If the Relevant Person intends to proceed with a business relationship, despite potential ML/TF risk, the AML Compliance Officer must submit a Defence Against Money Laundering (DAML) or Defence Against Terrorist Financing (DATF) request as part of the SAR.

11. Repeat Process:

Whenever there is a change in client information, or for example, if an existing customer becomes a Politically Exposed Person (PEP) or a customer’s country of residence becomes Grey-Listed by the Financial Action Task Force (FATF), CDD including customer identification and verification, CRA, risk profiling, etc, needs to be reconducted.

12. Record Keeping:

Relevant Persons must maintain certain records as part of their AML compliance process. Under MLR 2017, records have to be maintained for a minimum of five years. However, for records pertaining to transactions occurring as part of a business relationship or CDD, measures taken as part of that relationship are not required to be maintained for more than 10 years.

13. Other Requirements:

Apart from the ones mentioned above, other AML compliance requirements include

For more details on these requirements and framing an AML Program to implement them, read our one-stop guide to AML/CTF/CPF Program.
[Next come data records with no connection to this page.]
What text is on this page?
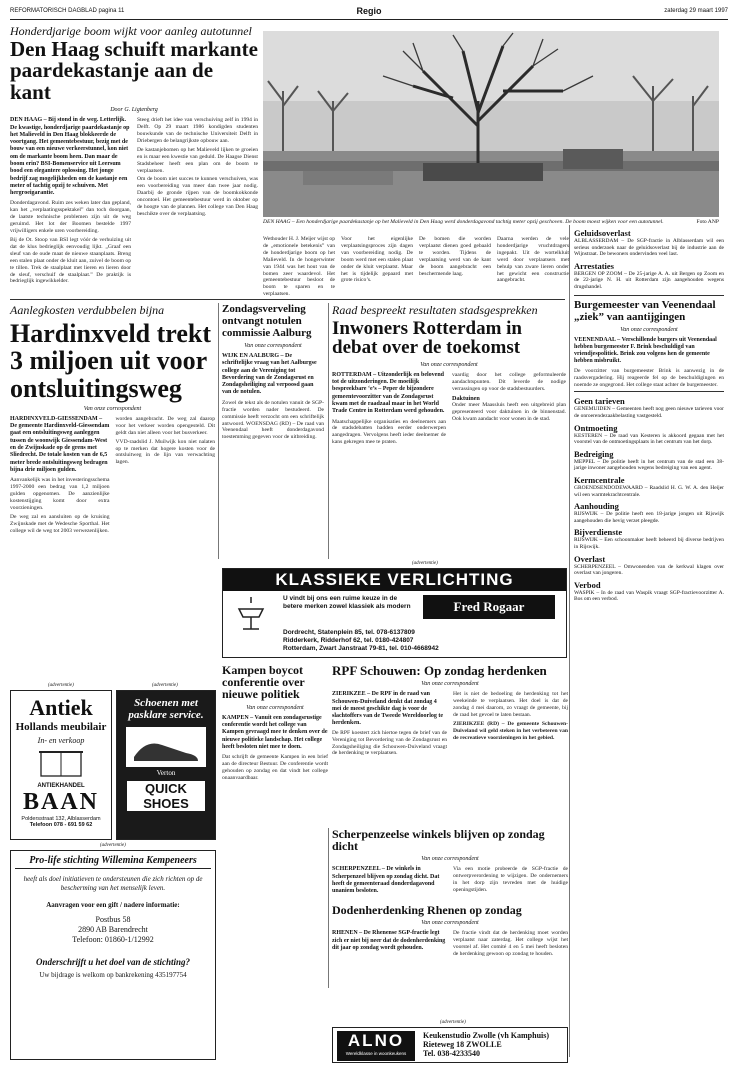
REFORMATORISCH DAGBLAD pagina 11	Regio	zaterdag 29 maart 1997
Honderdjarige boom wijkt voor aanleg autotunnel
Den Haag schuift markante paardekastanje aan de kant
Door G. Ligtenberg
DEN HAAG – Bij stond in de weg. Letterlijk. De kwastige, honderdjarige paardekastanje op het Malieveld in Den Haag blokkeerde de voortgang. Het gemeentebestuur, bezig met de bouw van een nieuwe verkeerstunnel, kon niet om de markante boom heen. Dan maar de boom erin? BSI-Bomenservice uit Leersum bood een elegantere oplossing. Het jonge bedrijf zag mogelijkheden om de kastanje een meter of tachtig opzij te schuiven. Met hergroeigarantie.

Donderdagavond. Ruim zes weken later dan gepland, kan het „verplaatingsspektakel” dan toch doorgaan, de laatste technische problemen zijn uit de weg geruimd. Het lot der Boomen bestelde 1997 vrijwilligers enkele uren voorbereiding.

Bij de Ot. Stoop van BSI legt vóór de verhuizing uit dat de klus bedrieglijk eenvoudig lijkt. „Graaf een sleuf van de oude maat de nieuwe staanplaats. Breng een stalen plaat onder de kluit aan, zuivel de boom op te tillen. Trek de staalplaat met lieren en lieren door de sleuf, verschuif de staalplaat.” De praktijk is bedrieglijk ingewikkelder.

Steeg drieft het idee van verschuiving zelf in 1994 in Delft. Op 29 maart 1986 kondigden studenten bouwkunde van de technische Universiteit Delft in Driebergen de belangrijkste opbouw aan.

De kastanjebomen op het Malieveld lijken te groeien en is maar een kwestie van geduld. De Haagse Dienst Stadsbeheer heeft een plan om de boom te verplaatsen.

Om de boom niet succes te kunnen verschuiven, was een voorbereiding van meer dan twee jaar nodig. Daarbij de gronde rijpen van de boomkokkonde oncontoel. Het gemeentebestuur werd in oktober op de hoogte van de plannen. Het college van Den Haag beschikte over de verplaatsing.

DEN HAAG – Een honderdjarige paardekastanje op het Malieveld in Den Haag werd donderdagavond tachtig meter opzij geschoven. De boom moest wijken voor een autotunnel.	Foto ANP
Wethouder H. J. Meijer wijst op de „emotionele betekenis” van de honderdjarige boom op het Malieveld. In de hongerwinter van 1944 was het hout van de bomen zeer waardevol. Het gemeentebestuur besloot de boom te sparen en te verplaatsen.
Voor het eigenlijke verplaatsingsproces zijn dagen van voorbereiding nodig. De boom werd met een stalen plaat onder de kluit verplaatst. Maar het is tijdelijk gepaard met grote risico’s.
De bomen die worden verplaatst dienen goed gebaald te worden. Tijdens de verplaatsing werd van de kant de boom aangebracht een beschermende laag.
Daarna werden de vele honderdjarige vruchtdragers ingepakt. Uit de wortelkluit werd door verplaatsers met behulp van zware lieren onder het gewicht een constructie aangebracht.
Geluidsoverlast
ALBLASSERDAM – De SGP-fractie in Alblasserdam wil een serieus onderzoek naar de geluidsoverlast bij de industrie aan de Wijnstraat. De bewoners ondervinden veel last.
Arrestaties
BERGEN OP ZOOM – De 25-jarige A. A. uit Bergen op Zoom en de 22-jarige N. H. uit Rotterdam zijn aangehouden wegens drugshandel.
Burgemeester van Veenendaal „ziek” van aantijgingen
Van onze correspondent
VEENENDAAL – Verschillende burgers uit Veenendaal hebben burgemeester F. Brink beschuldigd van vriendjespolitiek. Brink zou volgens hen de gemeente hebben misbruikt.
De voorzitter van burgemeester Brink is aanwezig in de raadsvergadering. Hij reageerde fel op de beschuldigingen en noemde ze ongegrond. Het college staat achter de burgemeester.
Geen tarieven
GENEMUIDEN – Gemeenten heeft nog geen nieuwe tarieven voor de onroerendezaakbelasting vastgesteld.
Ontmoeting
KESTEREN – De raad van Kesteren is akkoord gegaan met het voorstel van de ontmoetingsplaats in het centrum van het dorp.
Bedreiging
MEPPEL – De politie heeft in het centrum van de stad een 38-jarige inwoner aangehouden wegens bedreiging van een agent.
Kermcentrale
GROENDSENDODEWAARD – Raadslid H. G. W. A. den Heijer wil een warmtekrachtcentrale.
Aanhouding
RIJSWIJK – De politie heeft een 18-jarige jongen uit Rijswijk aangehouden die hevig verzet pleegde.
Bijverdienste
RIJSWIJK – Een schoonmaker heeft beheerd bij diverse bedrijven in Rijswijk.
Overlast
SCHERPENZEEL – Omwonenden van de kerkwal klagen over overlast van jongeren.
Verbod
WASPIK – In de raad van Waspik vraagt SGP-fractievoorzitter A. Bos om een verbod.
Aanlegkosten verdubbelen bijna
Hardinxveld trekt 3 miljoen uit voor ontsluitingsweg
Van onze correspondent
HARDINXVELD-GIESSENDAM – De gemeente Hardinxveld-Giessendam gaat een ontsluitingsweg aanleggen tussen de woonwijk Giessendam-West en de Zwijnskade op de grens met Sliedrecht. De totale kosten van de 6,5 meter brede ontsluitingsweg bedragen bijna drie miljoen gulden.

Aanvankelijk was in het investeringsschema 1997-2000 een bedrag van 1,2 miljoen gulden opgenomen. De aanzienlijke kostenstijging komt door extra voorzieningen.

De weg zal en aansluiten op de kruising Zwijnskade met de Wedesche Sporthal. Het college wil de weg tot 2003 verwezenlijken.

worden aangebracht. De weg zal daarop voor het verkeer worden opengesteld. Dit geldt dan niet alleen voor het busverkeer.

VVD-raadslid J. Muilwijk kon niet nalaten op te merken dat hogere kosten voor de ontsluitweg in de lijn van verwachting lagen.

Zondagsverveling ontvangt notulen commissie Aalburg
Van onze correspondent
WIJK EN AALBURG – De schriftelijke vraag van het Aalburgse college aan de Vereniging tot Bevordering van de Zondagsrust en Zondagsheiliging zal verpoosd gaan van de notulen.
Zowel de tekst als de notulen vanuit de SGP-fractie worden nader bestudeerd. De commissie heeft verzocht om een schriftelijk antwoord. WOENSDAG (RD) – De raad van Veenendaal heeft donderdagavond toestemming gegeven voor de uitbreiding.
Raad bespreekt resultaten stadsgesprekken
Inwoners Rotterdam in debat over de toekomst
Van onze correspondent
ROTTERDAM – Uitzonderlijk en belovend tot de uitzonderingen. De moeilijk bespreekbare ‘e’s – Peper de bijzondere gemeentevoorzitter van de Zondagsrust kwam met de raadzaal maar in het World Trade Centre in Rotterdam werd gehouden.
Maatschappelijke organisaties en deelnemers aan de stadsdebatten hadden eerder onderwerpen aangedragen. Vervolgens heeft ieder deelnemer de kans gekregen mee te praten.
vaardig door het college geformuleerde aandachtspunten. Dit leverde de nodige verrassingen op voor de stadsbestuurders.
Daktuinen
Onder meer Maassluis heeft een uitgebreid plan gepresenteerd voor daktuinen in de binnenstad. Ook kwam aandacht voor wonen in de stad.
(advertentie)
KLASSIEKE VERLICHTING
U vindt bij ons een ruime keuze in de betere merken zowel klassiek als modern	Fred Rogaar
Dordrecht, Statenplein 85, tel. 078-6137809
Ridderkerk, Ridderhof 62, tel. 0180-424807
Rotterdam, Zwart Janstraat 79-81, tel. 010-4668942
RPF Schouwen: Op zondag herdenken
Van onze correspondent
ZIERIKZEE – De RPF in de raad van Schouwen-Duiveland denkt dat zondag 4 mei de meest geschikte dag is voor de slachtoffers van de Tweede Wereldoorlog te herdenken.
De RPF koestert zich hiertoe tegen de brief van de Vereniging tot Bevordering van de Zondagsrust en Zondagsheiliging die Schouwen-Duiveland vraagt de herdenking te verplaatsen.

Het is niet de bedoeling de herdenking tot het weekeinde te verplaatsen. Het doel is dat de zondag 4 mei daarom, zo vraagt de gemeente, bij de raad het gevoel te laten bestaan.

ZIERIKZEE (RD) – De gemeente Schouwen-Duiveland wil geld steken in het verbeteren van de recreatieve voorzieningen in het gebied.

(advertentie)
Antiek
Hollands meubilair
In- en verkoop
ANTIEKHANDEL
BAAN
Poldersstraat 132, Alblasserdam
Telefoon 078 - 691 59 62
(advertentie)
Schoenen met pasklare service.
Verton
QUICK
SHOES
Kampen boycot conferentie over nieuwe politiek
Van onze correspondent
KAMPEN – Vanuit een zondagsrustige conferentie wordt het college van Kampen gevraagd mee te denken over de nieuwe politieke landschap. Het college heeft besloten niet mee te doen.
Dat schrijft de gemeente Kampen in een brief aan de directeur Bestuur. De conferentie wordt gehouden op zondag en dat vindt het college onaanvaardbaar.
(advertentie)
Pro-life stichting Willemina Kempeneers
heeft als doel initiatieven te ondersteunen die zich richten op de bescherming van het menselijk leven.
Aanvragen voor een gift / nadere informatie:
Postbus 58
2890 AB Barendrecht
Telefoon: 01860-1/12992
Onderschrijft u het doel van de stichting?
Uw bijdrage is welkom op bankrekening 435197754
Dodenherdenking Rhenen op zondag
Van onze correspondent
RHENEN – De Rhenense SGP-fractie legt zich er niet bij neer dat de dodenherdenking dit jaar op zondag wordt gehouden.
De fractie vindt dat de herdenking moet worden verplaatst naar zaterdag. Het college wijst het voorstel af. Het comité 4 en 5 mei heeft besloten de herdenking gewoon op zondag te houden.
(advertentie)
ALNO
Wereldklasse in woonkeukens
Keukenstudio Zwolle (vh Kamphuis)
Rieteweg 18 ZWOLLE
Tel. 038-4233540
Scherpenzeelse winkels blijven op zondag dicht
Van onze correspondent
SCHERPENZEEL – De winkels in Scherpenzeel blijven op zondag dicht. Dat heeft de gemeenteraad donderdagavond unaniem besloten.
Via een motie probeerde de SGP-fractie de ontwerpverordening te wijzigen. De ondernemers in het dorp zijn tevreden met de huidige openingstijden.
AML Compliance Requirements in UK: Concluding Remarks

In this infographic, we have simplified the AML compliance requirements for Relevant Persons in UK. Adhering to these requirements protects Relevant Persons from risks of AML non-compliance as well as helps them stay ahead of financial criminals seeking to misuse their products and services for financial crimes. Adopting AML best practices further enhances the AML compliance processes of Relevant Persons.